24 Apr 2024 | Yifan Jiang, Jiarui Zhang, Kexuan Sun, Zhivar Sourati, Kian Ahrabian, Kaixin Ma, Filip Ilievski, Jay Pujara
MARVEL is a multidimensional abstract visual reasoning (AVR) benchmark designed to evaluate large language models (LLMs) on various patterns, input shapes, and task configurations. The benchmark includes 770 puzzles, each with six core knowledge patterns, geometric and abstract shapes, and five different task configurations. It introduces a hierarchical evaluation framework that combines perception questions with AVR questions to assess models' ability to understand visual details and perform abstract reasoning. The benchmark also includes perception questions to test models' ability to comprehend visual features and spatial relationships, which are essential for abstract reasoning.
The benchmark was developed to address the limitations of existing AVR benchmarks, which often focus on a limited set of patterns and input shapes.
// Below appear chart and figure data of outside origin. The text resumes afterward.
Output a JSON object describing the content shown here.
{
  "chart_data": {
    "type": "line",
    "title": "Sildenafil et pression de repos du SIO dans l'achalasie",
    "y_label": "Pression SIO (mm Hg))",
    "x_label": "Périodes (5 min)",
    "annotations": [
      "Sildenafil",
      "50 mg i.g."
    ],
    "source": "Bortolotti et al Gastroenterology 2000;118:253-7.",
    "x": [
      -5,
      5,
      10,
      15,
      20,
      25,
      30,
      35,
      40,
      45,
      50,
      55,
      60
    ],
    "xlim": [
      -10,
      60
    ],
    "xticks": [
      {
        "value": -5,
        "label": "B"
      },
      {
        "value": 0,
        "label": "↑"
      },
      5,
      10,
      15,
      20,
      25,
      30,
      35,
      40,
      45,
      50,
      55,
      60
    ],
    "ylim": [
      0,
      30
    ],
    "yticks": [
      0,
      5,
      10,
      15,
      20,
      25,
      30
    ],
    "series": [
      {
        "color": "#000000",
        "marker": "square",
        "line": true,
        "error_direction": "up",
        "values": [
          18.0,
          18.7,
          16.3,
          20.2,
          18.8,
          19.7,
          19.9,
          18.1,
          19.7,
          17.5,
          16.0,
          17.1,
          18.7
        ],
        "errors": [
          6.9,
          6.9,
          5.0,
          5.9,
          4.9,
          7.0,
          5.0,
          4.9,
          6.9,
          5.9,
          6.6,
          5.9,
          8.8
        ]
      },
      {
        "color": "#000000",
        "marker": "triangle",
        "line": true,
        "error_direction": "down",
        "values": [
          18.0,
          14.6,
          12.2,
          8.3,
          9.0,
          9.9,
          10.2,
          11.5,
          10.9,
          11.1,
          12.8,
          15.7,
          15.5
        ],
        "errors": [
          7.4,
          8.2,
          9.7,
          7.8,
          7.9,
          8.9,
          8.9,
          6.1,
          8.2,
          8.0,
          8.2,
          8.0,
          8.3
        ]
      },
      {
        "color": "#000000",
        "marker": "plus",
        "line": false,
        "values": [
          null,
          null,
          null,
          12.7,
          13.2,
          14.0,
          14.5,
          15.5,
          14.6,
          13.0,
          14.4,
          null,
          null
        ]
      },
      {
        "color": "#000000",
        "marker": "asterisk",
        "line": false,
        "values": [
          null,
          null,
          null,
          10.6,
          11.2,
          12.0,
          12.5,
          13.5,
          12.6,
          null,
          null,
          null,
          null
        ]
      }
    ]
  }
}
MARVEL provides a more comprehensive evaluation by incorporating a wide range of patterns and task configurations, allowing for a more accurate assessment of models' reasoning abilities. The benchmark was evaluated using nine representative MLLMs in zero-shot and few-shot settings, revealing that all models showed near-random performance on AVR questions, with a significant performance gap (40%) compared to humans. Further analysis of perception questions revealed that MLLMs struggled to comprehend visual features and count panels in the puzzles, hindering their ability for abstract reasoning.
The benchmark also includes a hierarchical evaluation framework that enables fine-grained diagnosis of model capabilities. This framework includes perception questions that test models' ability to understand visual details, such as the number of panels, edges of shapes, and spatial relationships. The results of the experiments show that MLLMs often fail to understand these details, leading to poor performance on AVR tasks. The benchmark also highlights the importance of visual perception in abstract reasoning, as models that struggle with visual details are unable to perform well on AVR tasks.
Overall, the results of the experiments indicate that MLLMs have significant limitations in abstract visual reasoning, particularly in understanding visual details and spatial relationships. The benchmark provides a comprehensive evaluation of MLLMs on AVR tasks, highlighting the need for further research to improve their ability to perform abstract reasoning. The benchmark also emphasizes the importance of visual perception in abstract reasoning, as models that struggle with visual details are unable to perform well on AVR tasks. The results of the experiments suggest that future research should focus on improving the visual perception abilities of MLLMs to enhance their performance on AVR tasks.MARVEL is a multidimensional abstract visual reasoning (AVR) benchmark designed to evaluate large language models (LLMs) on various patterns, input shapes, and task configurations. The benchmark includes 770 puzzles, each with six core knowledge patterns, geometric and abstract shapes, and five different task configurations. It introduces a hierarchical evaluation framework that combines perception questions with AVR questions to assess models' ability to understand visual details and perform abstract reasoning. The benchmark also includes perception questions to test models' ability to comprehend visual features and spatial relationships, which are essential for abstract reasoning.
The benchmark was developed to address the limitations of existing AVR benchmarks, which often focus on a limited set of patterns and input shapes. MARVEL provides a more comprehensive evaluation by incorporating a wide range of patterns and task configurations, allowing for a more accurate assessment of models' reasoning abilities. The benchmark was evaluated using nine representative MLLMs in zero-shot and few-shot settings, revealing that all models showed near-random performance on AVR questions, with a significant performance gap (40%) compared to humans. Further analysis of perception questions revealed that MLLMs struggled to comprehend visual features and count panels in the puzzles, hindering their ability for abstract reasoning.
The benchmark also includes a hierarchical evaluation framework that enables fine-grained diagnosis of model capabilities. This framework includes perception questions that test models' ability to understand visual details, such as the number of panels, edges of shapes, and spatial relationships. The results of the experiments show that MLLMs often fail to understand these details, leading to poor performance on AVR tasks. The benchmark also highlights the importance of visual perception in abstract reasoning, as models that struggle with visual details are unable to perform well on AVR tasks.
Overall, the results of the experiments indicate that MLLMs have significant limitations in abstract visual reasoning, particularly in understanding visual details and spatial relationships. The benchmark provides a comprehensive evaluation of MLLMs on AVR tasks, highlighting the need for further research to improve their ability to perform abstract reasoning. The benchmark also emphasizes the importance of visual perception in abstract reasoning, as models that struggle with visual details are unable to perform well on AVR tasks. The results of the experiments suggest that future research should focus on improving the visual perception abilities of MLLMs to enhance their performance on AVR tasks.